BFF o'the Archive Jeff Sherman sent some old Topps promotional material across my transom the other month and it's high time I unveil things here.

Regular readers of this blog know that Topps unofficially dubbed their pre-Bazooka penny gum tab the Changemaker. I have no idea who came up with this slogan but it was genius.  Now Bazooka eventually led to the demise of their first and quite traditional gum line but in 1947, as the postwar boom was taking off, things were going full tilt at Topps. Until the point of discontinuance was reached in the early 50's they had deployed a multi-layered advertising and promotional campaign that was a thing of beauty.

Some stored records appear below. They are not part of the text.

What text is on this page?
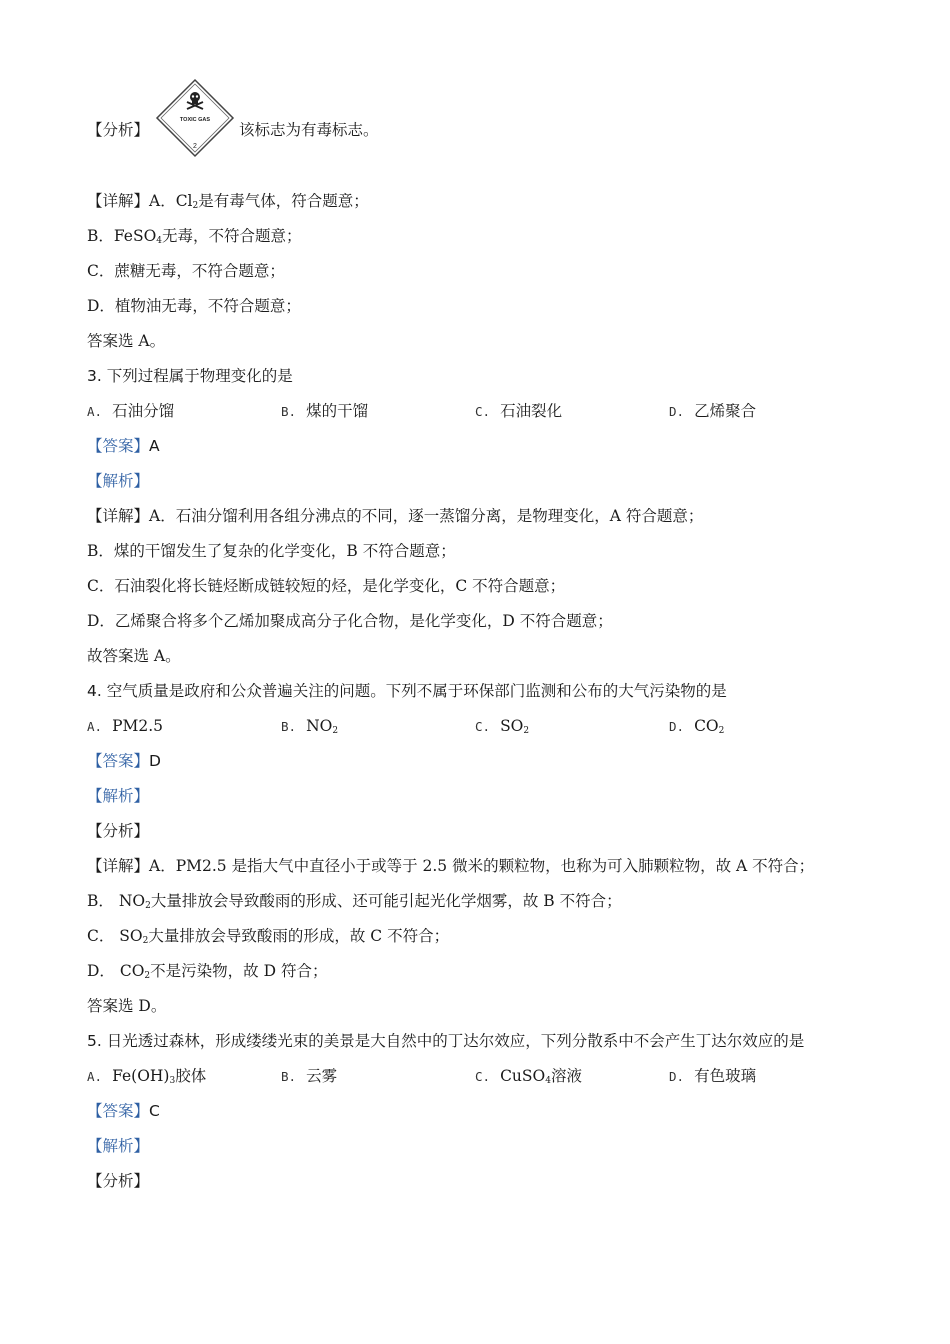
【分析】
TOXIC GAS
2
该标志为有毒标志。
【详解】A．$Cl_2$是有毒气体，符合题意；
B．FeSO$_4$无毒，不符合题意；
C．蔗糖无毒，不符合题意；
D．植物油无毒，不符合题意；
答案选 A。
3. 下列过程属于物理变化的是
A. 石油分馏	B. 煤的干馏	C. 石油裂化	D. 乙烯聚合
【答案】A
【解析】
【详解】A．石油分馏利用各组分沸点的不同，逐一蒸馏分离，是物理变化，A 符合题意；
B．煤的干馏发生了复杂的化学变化，B 不符合题意；
C．石油裂化将长链烃断成链较短的烃，是化学变化，C 不符合题意；
D．乙烯聚合将多个乙烯加聚成高分子化合物，是化学变化，D 不符合题意；
故答案选 A。
4. 空气质量是政府和公众普遍关注的问题。下列不属于环保部门监测和公布的大气污染物的是
A. PM2.5	B. $NO_2$	C. $SO_2$	D. $CO_2$
【答案】D
【解析】
【分析】
【详解】A．PM2.5 是指大气中直径小于或等于 2.5 微米的颗粒物，也称为可入肺颗粒物，故 A 不符合；
B． $NO_2$大量排放会导致酸雨的形成、还可能引起光化学烟雾，故 B 不符合；
C． $SO_2$大量排放会导致酸雨的形成，故 C 不符合；
D． $CO_2$不是污染物，故 D 符合；
答案选 D。
5. 日光透过森林，形成缕缕光束的美景是大自然中的丁达尔效应，下列分散系中不会产生丁达尔效应的是
A. $Fe(OH)_3$胶体	B. 云雾	C. CuSO$_4$溶液	D. 有色玻璃
【答案】C
【解析】
【分析】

In a continuation of their waritme use of comic illustration humorous ads aimed at consumers were deployed in various magazines, on subway cars and buses around the country and pretty much anywhere they could fit one in.  Here's a prime example:


The best way to push their ubiquitous penny tab to consumers was to get the jobbers and their customers in line. Jobbers (wholesalers) got to participate in the Topps Jamboree, which gave away such prizes as new cars and exotic vacations to the top selling individual performers.  This blurb from a 1949 trade journal shows just how well their PR machine was oiled:


You can see an old American Leaf Tobacco Company connection in the winner of that 4th place prize. Retailers didn't get left out but the prizes became commensurately skimpier the further down the food chain they went. This promotional pamphlet from 1947 (about a year earlier than the cartoon ad above) laid it all out:



Those premium certificates have been covered here in depth and were key to the Topps sales and marketing strategies. For this iteration of the Changemaker promotional cycle, things were decidedly Eversharp:


As to what was so Eversharp, I have to say it was quite disappointing, although not having been around at the time maybe I'm overthinking things...


...or maybe I'm not-mechanical pencils were probably just as boring a prize back then as they would be today!